Она ругала себя за предательство. Может быть, Демид там, в городе, отчаянно нуждается в ее помощи? Сто раз собиралась она пойти на автостанцию, и взять билет, и сесть в автобус. Но что-то внутри нее запрещало ей делать это. "Опасно, – говорило это что-то. – Там опасно, в городе. Тебя там посадят в тюрьму. Тебя там убьют. Ты ничем не сможешь помочь кимверу. Ты только убьешь себя".
Она уже знала, что такое кимвер. Демид был кимвером. Слово, похожее на "киллер". Но она не знала, хорошо это или плохо – то, что Демид оказался кимвером. Она только надеялась, что это поможет ему выжить.
Он и был киллером. Только убивать ему приходилось не людей, а кого-то другого. Нелюдей. Людей он убивать не мог, не имел права.

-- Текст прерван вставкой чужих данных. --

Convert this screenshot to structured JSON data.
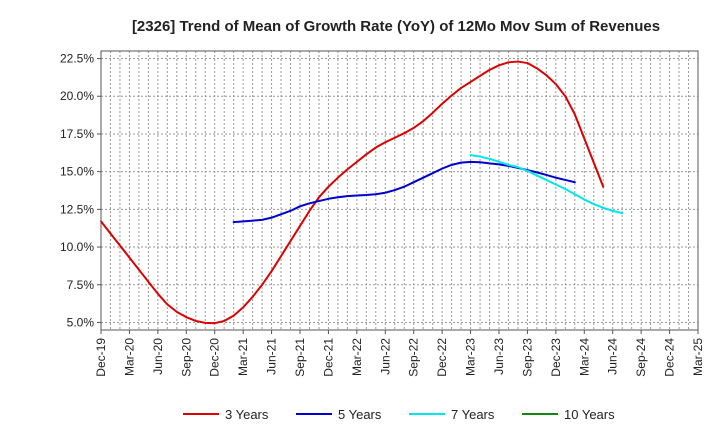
{
  "chart_data": {
    "type": "line",
    "title": "[2326]  Trend of Mean of Growth Rate (YoY) of 12Mo Mov Sum of Revenues",
    "xlabel": "",
    "ylabel": "",
    "ylim": [
      4.5,
      23.0
    ],
    "y_ticks": [
      5.0,
      7.5,
      10.0,
      12.5,
      15.0,
      17.5,
      20.0,
      22.5
    ],
    "y_tick_labels": [
      "5.0%",
      "7.5%",
      "10.0%",
      "12.5%",
      "15.0%",
      "17.5%",
      "20.0%",
      "22.5%"
    ],
    "x_tick_labels": [
      "Dec-19",
      "Mar-20",
      "Jun-20",
      "Sep-20",
      "Dec-20",
      "Mar-21",
      "Jun-21",
      "Sep-21",
      "Dec-21",
      "Mar-22",
      "Jun-22",
      "Sep-22",
      "Dec-22",
      "Mar-23",
      "Jun-23",
      "Sep-23",
      "Dec-23",
      "Mar-24",
      "Jun-24",
      "Sep-24",
      "Dec-24",
      "Mar-25"
    ],
    "grid": true,
    "legend_position": "bottom",
    "series": [
      {
        "name": "3 Years",
        "color": "#dd0000",
        "x": [
          0,
          1,
          2,
          3,
          4,
          5,
          6,
          7,
          8,
          9,
          10,
          11,
          12,
          13,
          14,
          15,
          16,
          17,
          18,
          19,
          20,
          21,
          22,
          23,
          24,
          25,
          26,
          27,
          28,
          29,
          30,
          31,
          32,
          33,
          34,
          35,
          36,
          37,
          38,
          39,
          40,
          41,
          42,
          43,
          44,
          45,
          46,
          47,
          48,
          49,
          50,
          51,
          52,
          53,
          54,
          55,
          56,
          57,
          58,
          59,
          60
        ],
        "values": [
          11.7,
          10.9,
          10.1,
          9.3,
          8.5,
          7.7,
          6.9,
          6.2,
          5.7,
          5.35,
          5.1,
          4.97,
          4.95,
          5.1,
          5.45,
          6.0,
          6.7,
          7.5,
          8.4,
          9.4,
          10.4,
          11.4,
          12.4,
          13.3,
          14.0,
          14.6,
          15.15,
          15.65,
          16.15,
          16.6,
          16.95,
          17.25,
          17.55,
          17.9,
          18.35,
          18.9,
          19.5,
          20.05,
          20.55,
          20.95,
          21.35,
          21.75,
          22.05,
          22.25,
          22.3,
          22.2,
          21.85,
          21.4,
          20.8,
          20.0,
          18.8,
          17.2,
          15.6,
          14.0,
          null,
          null,
          null,
          null,
          null,
          null,
          null
        ]
      },
      {
        "name": "5 Years",
        "color": "#0000cc",
        "x": [
          14,
          17,
          18,
          20,
          21,
          22,
          23,
          24,
          25,
          26,
          27,
          28,
          29,
          30,
          31,
          32,
          33,
          34,
          35,
          36,
          37,
          38,
          39,
          40,
          41,
          42,
          43,
          44,
          45,
          46,
          47,
          48,
          49,
          50,
          51,
          52,
          53
        ],
        "values": [
          11.65,
          11.8,
          11.95,
          12.4,
          12.7,
          12.9,
          13.05,
          13.2,
          13.3,
          13.38,
          13.42,
          13.45,
          13.5,
          13.6,
          13.78,
          14.0,
          14.3,
          14.6,
          14.9,
          15.2,
          15.45,
          15.6,
          15.65,
          15.62,
          15.55,
          15.48,
          15.38,
          15.25,
          15.1,
          14.95,
          14.78,
          14.6,
          14.45,
          14.3,
          null,
          null,
          null
        ]
      },
      {
        "name": "7 Years",
        "color": "#00e5ee",
        "x": [
          39,
          40,
          41,
          42,
          43,
          44,
          45,
          46,
          47,
          48,
          49,
          50,
          51,
          52,
          53,
          54,
          55,
          56,
          57,
          58,
          59
        ],
        "values": [
          16.1,
          16.0,
          15.85,
          15.65,
          15.45,
          15.3,
          15.05,
          14.75,
          14.45,
          14.15,
          13.85,
          13.5,
          13.15,
          12.85,
          12.6,
          12.4,
          12.25,
          null,
          null,
          null,
          null
        ]
      },
      {
        "name": "10 Years",
        "color": "#118811",
        "x": [],
        "values": []
      }
    ]
  }
}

Она хотела, чтобы кто-то объяснил ей все это – кто такой Демид, кто такая она, Лека, и кто на них так упорно охотится? Это могли объяснить Лесные. Они знали многое, хотя объяснения их были запутанными и невразумительными. Лека чувствовала, что лесные создания чем-то сродни ей. Они не боялись ее, хотя избегали остальных людей. Более того, в отношении их к себе она чувствовала какой-то жалостливый трепет – такой бывает в отношении к человеку, который когда-то был сильным и богатым, а ныне скатился до полунищенского состояния.
Куда они делись, эти вредные, себе на уме, лесовики? Сейчас, когда ей так нужна была помощь, они куда-то пропали. Лека даже не чувствовала их присутствия, когда бродила по лесу. Не ловила, как всегда, их взгляды из дырок в пнях, не слышала их тихих переговоров в шуме листвы, никто не крался у нее за спиной, скрипя сучками-конечностями. Роща словно вымерла. Даже звери и птицы сиротливо примолкли.
Лекаэ… Что значит это имя?
– Лекаэ, – произнесла-выдохнула Лека. Она присела на старый замшелый пень. Холодно было в лесу. Холодно и сыро.
Куст бузины напротив ожил. Поклонился Леке, махнул ей руками-ветками, шелестяще поздоровался.
Лекаэ. Хорошего солнца тебе, Хаас Лекаэ.
– Привет, – сказала Лека. – Ты кто, куст, или еще кто-то?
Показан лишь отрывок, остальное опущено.